Брови у человека дрогнули, он внимательно глянул. Еще раз посмотрел, щурясь, темнея одутловатым лицом и горбясь, оглянулся зачем-то назад. Отец все ждал.
— А и правда — Пашка… — без удивления, будто самому себе, другому какому-то, сказал дед. И посторонился, коротко и решительно мотнул седой, остриженной под бобрик головой в глубь двора. — Что ж, проходи, раз приехал… Проходи, гость!
Что и как было дальше — почти неизвестно. Отец мало говорил об этом после, а я не помню; будто этим «Проходи, гость»… отсеклось что-то в моей памяти, будто меня, жаждавшего воды напиться, вместо того утопили как кутенка в этой воде. Все, на что я смотрел во все глаза, оказалось столь многим, резким и новым, что я все забыл. Осталось лишь, как дед что-то замешкался в просторных светлых сенях (а может, это верандой было), держа руку на скобке двери, и вдруг повернулся к отцу, и они обнялись, отец зарыдал и быстро смолк. Потом отец, прямой и бледный, сидел за столом, бутылка стояла, а дед что-то говорил женщине; иногда очень строго, как мне казалось, смотрел на меня и заставлял кушать, и было ощущение тягости и неловкости от такой жизни и желание остаться одним, как на вокзале. В одно время мне казалось, что мы пробыли там долго, так, что мне стало тоскливо и подневольно и тянуло из комнат наружу, на воздух — сидеть во дворе и смотреть издалека на собаку, чтобы никто не обращал на тебя так много внимания, не заставлял кушать и листать какие-то книжки; а еще больше хотелось пропасть отсюда и очутиться дома, и там ждать, когда папка, наконец, кончит свое дело и приедет поскорее.

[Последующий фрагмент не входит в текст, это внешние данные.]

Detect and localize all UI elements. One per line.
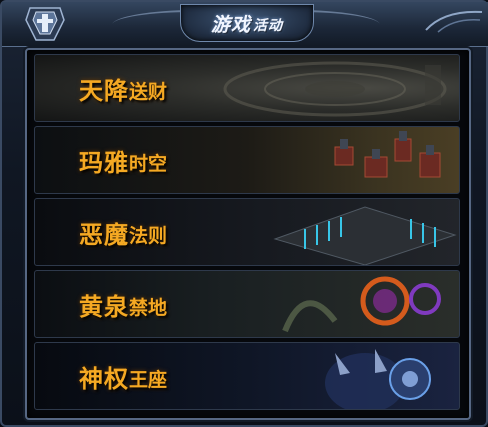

Оказывается, мы пробыли там до вечера и не ночевали. Женщина плакала, отец уговаривал ее, а потом увел меня, мы снова очутились на улице, потом в вокзальной толчее. По дороге — видно, с непривычки — я заболел какой-то пустяковой, но очень нудной болезнью, заскучал по дому и, кажется, даже плакал ночью, что так далеко я от родного. Чем-то было страшно мне это отдаление; и не избавляло от страха ни то, что мы едем к дому, спешим, ни даже присутствие и прямо какие-то нежные, непривычные заботы обо мне отца — видно, что-то почувствовал я в нем, такое же мальчишеское и беззащитное, растерянное перед жизнью, и на время перестал доверять ему себя.